All three versions end with the lead character Dr. Robert Morgan dying as a martyr (as the Price and Smith versions do) or going out in a blaze of glory as with NRA-lover Charlton Heston did in The Omega Man.
Oddly, the Smith version almost came the closest to the true ending in which the good doctor learns that the creatures he's been attacking and experimenting on have emotions and fear him - the "legend" of the title is the ironic fact that the last man on earth is seen as the last pure evil. However, due to poor test scores, the ending was re-shot, fidelity be damned.
4 Drag Me To Hell
Drag Me To Hell was cult director Sam Raimi's long awaited return to the genre he helped re-invigorate with Evil Dead in 1980. The result was a bleakly funny, frightening tale in which a young woman is cursed with a demon that in three days will take her to the underworld.
Surprisingly unmentioned in conversations surrounding Raimi's excellent contribution to the genre is the British 1957 film Night of the Demon. Like its acolyte, Demon features a character racing against a three day-curse which will end his life as well as an intense séance scene. In both films, the character goes to desperate lengths to pass the curse on to another. With that said, both films climax at a train station.
3 True Lies
The 90s were truly a different era - when political correctness extended only so far, Arnold Schwarzennegger was not an elected official, Jamie Lee Curtis was a bizarre sex symbol and Tom Arnold was considered a credible comic relief. All of these ingredients added up to James Cameron's 1994 action-comedy True Lies.
The inspiration for the movie in which Schwarzenegger launches a terrorist attached to a missile into more terrorists is the 1991 French comedy La Totale!, a fitting title for a Cameron property, as there's little that man directs that couldn't benefit from an exclamation point. Lies' zany subplot in which Curtis nearly engages in an affair with a man (Bill Paxton) pretending to be a spy is taken directly from its French counterpart.
2 You've Got Mail
Nora Ephron's irritating, bleating goat of cuteness that is You've Got Mail got its start as a charming Jimmy Stewart romantic comedy known as The Shop Around the Corner. Ephron made no secret about the connection (Meg Ryan's bookstore is named after the original film, for God's sake), but the repairing of Tom Hanks and Ryan couldn't have been more disastrous.
As two pen pals who openly hate each other in real life, Stewart and Margaret Sullavan are a joy to watch. Hanks and Ryan are a cruel pairing. Worse, the film is overstuffed with longing for the days when books mattered before the days of the computer, while still touting the amazing at the time instant messaging features of AOL instant messenger.

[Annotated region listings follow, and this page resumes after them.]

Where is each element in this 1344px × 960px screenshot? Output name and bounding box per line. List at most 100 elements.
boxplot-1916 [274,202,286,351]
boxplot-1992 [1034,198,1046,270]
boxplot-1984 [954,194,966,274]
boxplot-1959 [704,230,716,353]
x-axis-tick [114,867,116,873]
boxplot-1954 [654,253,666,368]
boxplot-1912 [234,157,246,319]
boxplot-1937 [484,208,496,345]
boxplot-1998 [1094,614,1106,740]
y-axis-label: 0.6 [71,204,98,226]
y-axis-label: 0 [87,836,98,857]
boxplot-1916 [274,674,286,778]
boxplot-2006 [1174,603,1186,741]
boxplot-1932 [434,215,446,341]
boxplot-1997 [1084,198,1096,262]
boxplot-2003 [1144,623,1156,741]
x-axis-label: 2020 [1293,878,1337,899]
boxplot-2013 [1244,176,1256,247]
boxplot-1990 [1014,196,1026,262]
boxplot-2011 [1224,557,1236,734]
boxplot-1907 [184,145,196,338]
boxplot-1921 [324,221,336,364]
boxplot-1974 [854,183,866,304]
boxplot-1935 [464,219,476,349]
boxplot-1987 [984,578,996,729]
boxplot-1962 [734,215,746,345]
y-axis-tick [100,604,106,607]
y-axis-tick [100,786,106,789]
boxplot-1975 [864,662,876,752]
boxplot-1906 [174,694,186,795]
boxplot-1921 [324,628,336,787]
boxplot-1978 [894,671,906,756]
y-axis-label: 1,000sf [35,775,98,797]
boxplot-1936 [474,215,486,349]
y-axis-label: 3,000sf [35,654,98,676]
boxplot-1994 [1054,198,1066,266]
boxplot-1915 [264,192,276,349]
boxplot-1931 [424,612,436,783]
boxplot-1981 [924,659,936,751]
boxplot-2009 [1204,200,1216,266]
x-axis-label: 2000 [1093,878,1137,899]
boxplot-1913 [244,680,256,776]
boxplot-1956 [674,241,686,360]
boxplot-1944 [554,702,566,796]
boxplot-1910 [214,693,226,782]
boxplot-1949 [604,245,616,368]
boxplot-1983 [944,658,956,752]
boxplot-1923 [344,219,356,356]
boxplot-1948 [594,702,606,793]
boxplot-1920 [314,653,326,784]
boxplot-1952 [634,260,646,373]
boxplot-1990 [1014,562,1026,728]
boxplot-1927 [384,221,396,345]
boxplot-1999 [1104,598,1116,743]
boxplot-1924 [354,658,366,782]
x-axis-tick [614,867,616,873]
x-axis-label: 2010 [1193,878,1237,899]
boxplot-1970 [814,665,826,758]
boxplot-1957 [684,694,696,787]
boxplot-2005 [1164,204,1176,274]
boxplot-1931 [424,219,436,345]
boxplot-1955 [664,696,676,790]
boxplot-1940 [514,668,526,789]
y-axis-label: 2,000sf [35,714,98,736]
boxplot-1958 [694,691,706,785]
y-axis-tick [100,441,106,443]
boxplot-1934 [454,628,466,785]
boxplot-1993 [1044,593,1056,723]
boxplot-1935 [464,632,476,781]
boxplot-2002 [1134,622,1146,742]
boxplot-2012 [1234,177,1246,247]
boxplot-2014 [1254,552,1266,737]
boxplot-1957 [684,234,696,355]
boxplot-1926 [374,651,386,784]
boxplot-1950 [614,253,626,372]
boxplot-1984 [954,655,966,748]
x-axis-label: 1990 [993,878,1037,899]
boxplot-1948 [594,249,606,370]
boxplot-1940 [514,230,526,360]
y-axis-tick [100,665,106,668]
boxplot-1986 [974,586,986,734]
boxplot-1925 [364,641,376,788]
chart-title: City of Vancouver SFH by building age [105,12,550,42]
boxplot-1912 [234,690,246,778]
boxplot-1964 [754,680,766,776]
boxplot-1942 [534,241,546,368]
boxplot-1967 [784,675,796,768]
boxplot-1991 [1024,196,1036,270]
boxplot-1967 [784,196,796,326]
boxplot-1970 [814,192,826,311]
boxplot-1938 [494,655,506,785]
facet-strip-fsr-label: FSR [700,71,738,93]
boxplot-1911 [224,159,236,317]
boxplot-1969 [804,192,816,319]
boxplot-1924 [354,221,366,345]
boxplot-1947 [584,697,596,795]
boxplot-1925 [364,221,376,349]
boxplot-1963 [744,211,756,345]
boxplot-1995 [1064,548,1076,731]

Screenwriter Dan O'Bannon famously said that he didn't steal from anyone when writing what turned into Ridley Scott's classic haunted-house-movie-in-space, he stole from everyone. The film is a mishmash of various older sci-fi thrillers, most notably Mario Bava's Planet of the Vampires and Edward L. Cahn's It! Terror From Beyond Space.
Bava's film contains some notable similarities, including a scene in which space travellers marooned on a desolate planet explore an alien ship only discover the skeleton of a giant alien (the famous space jockey from Scott's film), and one in which an attempt to kill the creature is made involving an airlock.
Recently, director Nicolas Winding Refn held a screening of Bava's film in which he ranted about the various story beats Alien directly lifted from it. In terms of artistic theft, it's fairly blatant. But at least it's honest about it.